Why Merit Pay Raises Are Causing Problems at Work
Why It Matters
Flat merit increases can erode real wages and hurt retention, so firms must redesign compensation to sustain engagement in an inflationary, competitive labor environment.
Key Takeaways
- •Peanut butter raises spread modest merit increases equally across staff
- •Flat raises risk real pay cuts when inflation exceeds increase
- •Differentiated pay may demotivate low performers but retain top talent
- •Soft labor market lets firms squeeze wages without immediate turnover
- •Bonuses could supplement modest raises to motivate high performers
Summary
The video explores the growing use of “peanut butter raises” – a flat, near‑equal distribution of modest merit‑pay budgets – and why firms are debating its fairness.

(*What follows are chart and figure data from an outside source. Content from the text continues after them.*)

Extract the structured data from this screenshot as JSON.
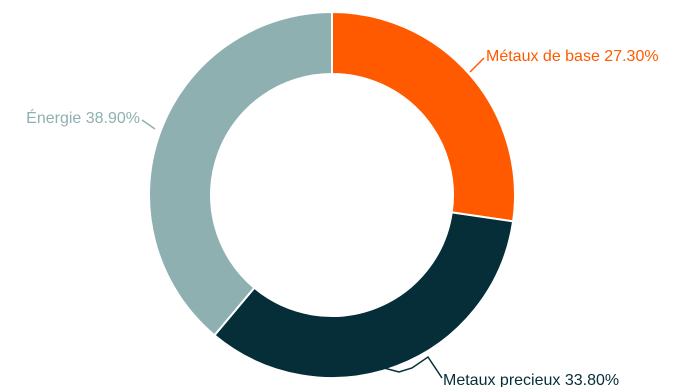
{
  "chart_data": {
    "type": "pie",
    "donut": true,
    "title": "",
    "slices": [
      {
        "label": "Métaux de base 27.30%",
        "value": 27.3,
        "color": "#ff5a00",
        "label_color": "#ff5a00"
      },
      {
        "label": "Metaux precieux 33.80%",
        "value": 33.8,
        "color": "#052e38",
        "label_color": "#052e38"
      },
      {
        "label": "Énergie 38.90%",
        "value": 38.9,
        "color": "#8eb0b0",
        "label_color": "#8eb0b0"
      }
    ]
  }
}
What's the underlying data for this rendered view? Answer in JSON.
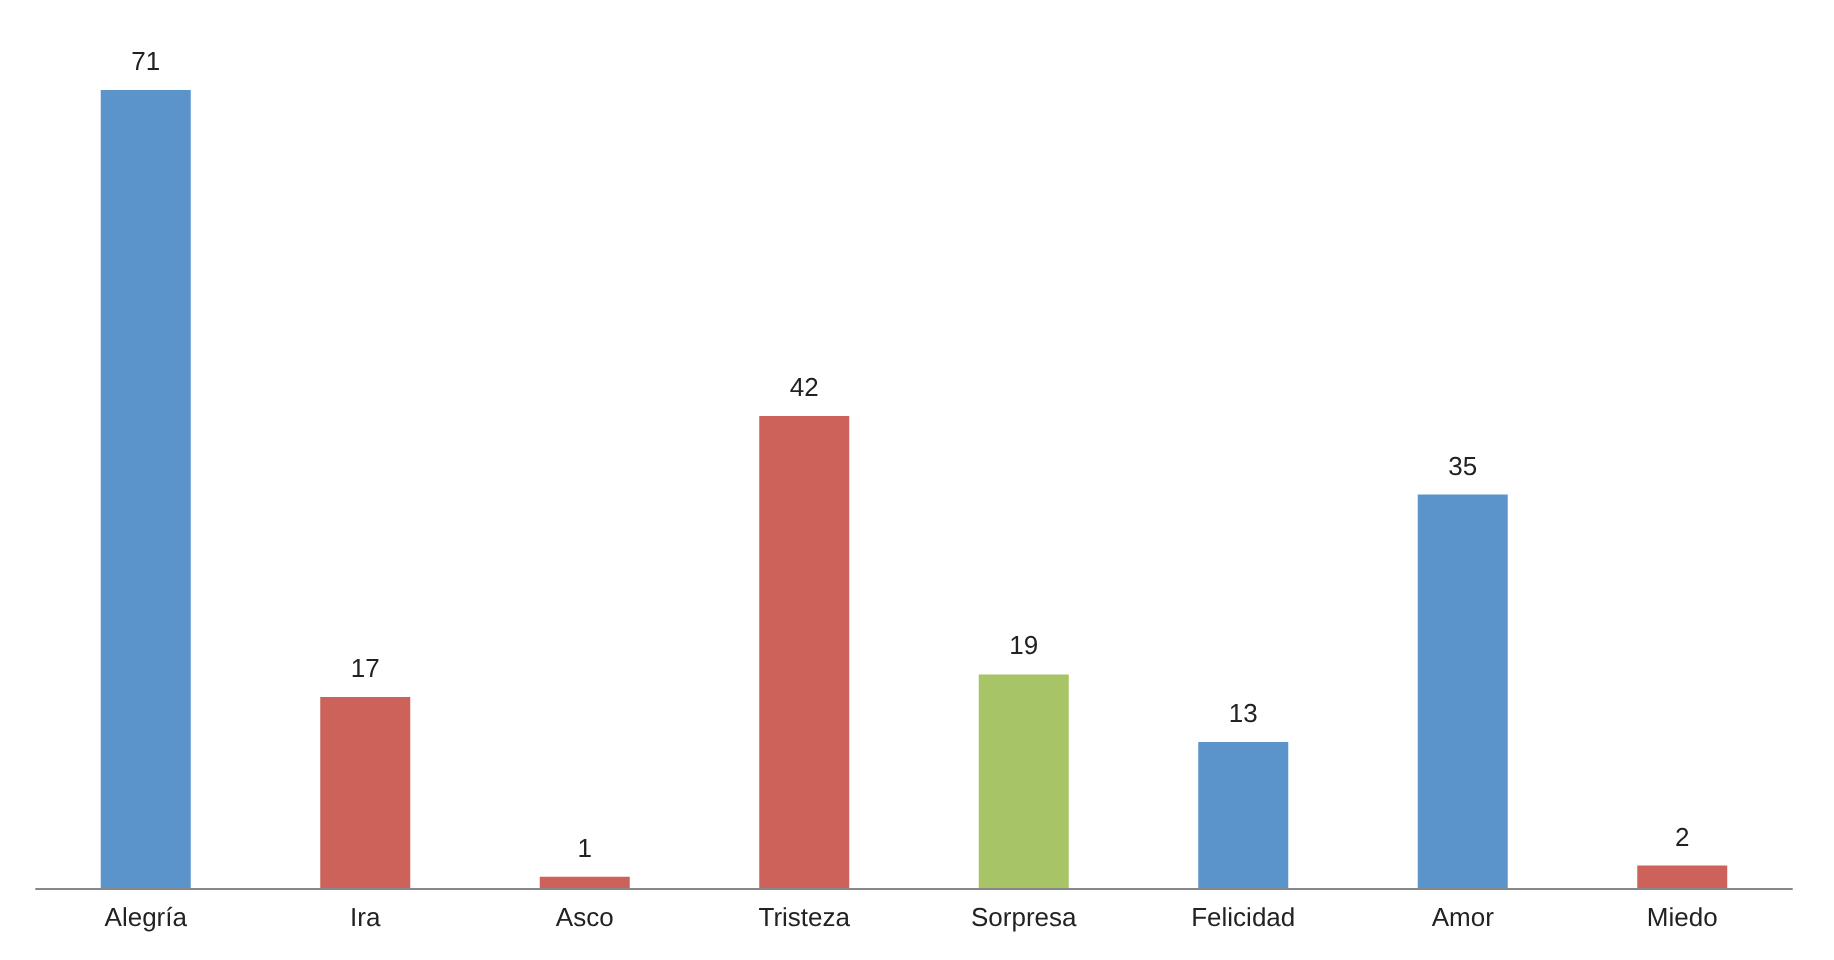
{
  "chart_data": {
    "type": "bar",
    "categories": [
      "Alegría",
      "Ira",
      "Asco",
      "Tristeza",
      "Sorpresa",
      "Felicidad",
      "Amor",
      "Miedo"
    ],
    "values": [
      71,
      17,
      1,
      42,
      19,
      13,
      35,
      2
    ],
    "colors": [
      "#5b93cb",
      "#cd625a",
      "#cd625a",
      "#cd625a",
      "#a7c466",
      "#5b93cb",
      "#5b93cb",
      "#cd625a"
    ],
    "data_labels": true
  }
}
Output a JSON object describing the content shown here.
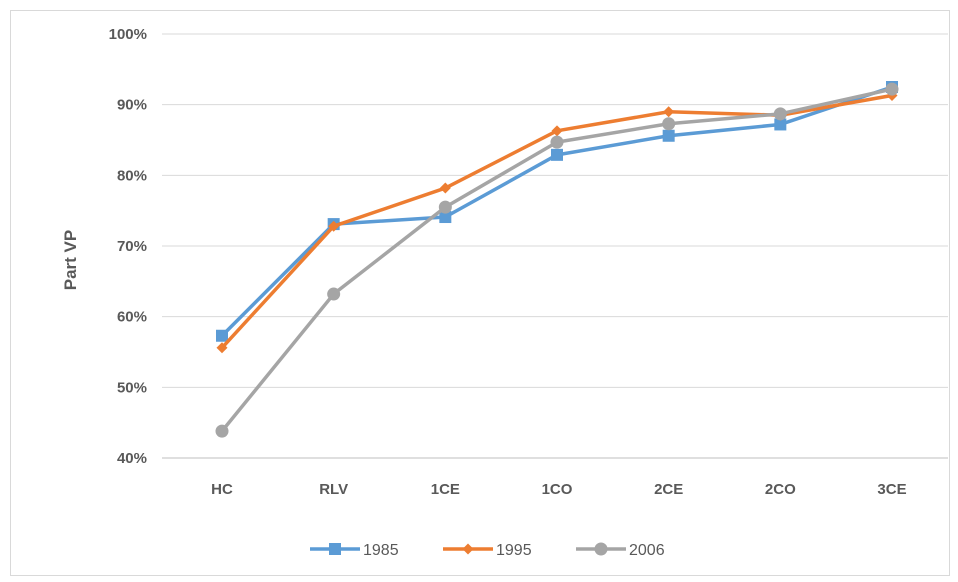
{
  "chart_data": {
    "type": "line",
    "title": "",
    "xlabel": "",
    "ylabel": "Part VP",
    "categories": [
      "HC",
      "RLV",
      "1CE",
      "1CO",
      "2CE",
      "2CO",
      "3CE"
    ],
    "ylim": [
      0.4,
      1.0
    ],
    "yticks": [
      "40%",
      "50%",
      "60%",
      "70%",
      "80%",
      "90%",
      "100%"
    ],
    "grid": "horizontal",
    "legend_position": "bottom",
    "series": [
      {
        "name": "1985",
        "color": "#5b9bd5",
        "marker": "square",
        "values": [
          0.573,
          0.731,
          0.741,
          0.829,
          0.856,
          0.872,
          0.925
        ]
      },
      {
        "name": "1995",
        "color": "#ed7d31",
        "marker": "diamond",
        "values": [
          0.556,
          0.728,
          0.782,
          0.863,
          0.89,
          0.885,
          0.913
        ]
      },
      {
        "name": "2006",
        "color": "#a5a5a5",
        "marker": "circle",
        "values": [
          0.438,
          0.632,
          0.755,
          0.847,
          0.873,
          0.887,
          0.922
        ]
      }
    ]
  }
}
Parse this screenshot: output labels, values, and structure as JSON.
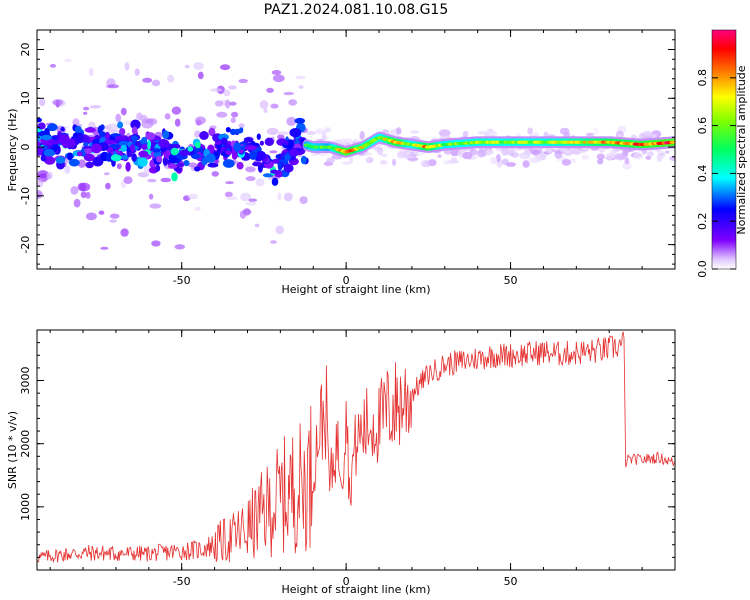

Capelli notes that with inflation running above typical 2‑3% raises, a uniform increase can leave many employees with a real‑pay cut, while a differentiated approach (e.g., 0% for some, 6% for others) risks demotivating the majority without substantially rewarding top performers.
He cites examples of executives fearing backlash if low‑performers receive zero raises, yet also warning that high‑achievers may jump ship if they feel undervalued. The discussion references recent job‑opening data suggesting a still‑soft labor market that gives employers leeway to “squeeze” wages.
The takeaway for managers is to balance equity and incentive, perhaps by supplementing modest base raises with performance bonuses, to retain talent and avoid morale erosion as inflation pressures persist.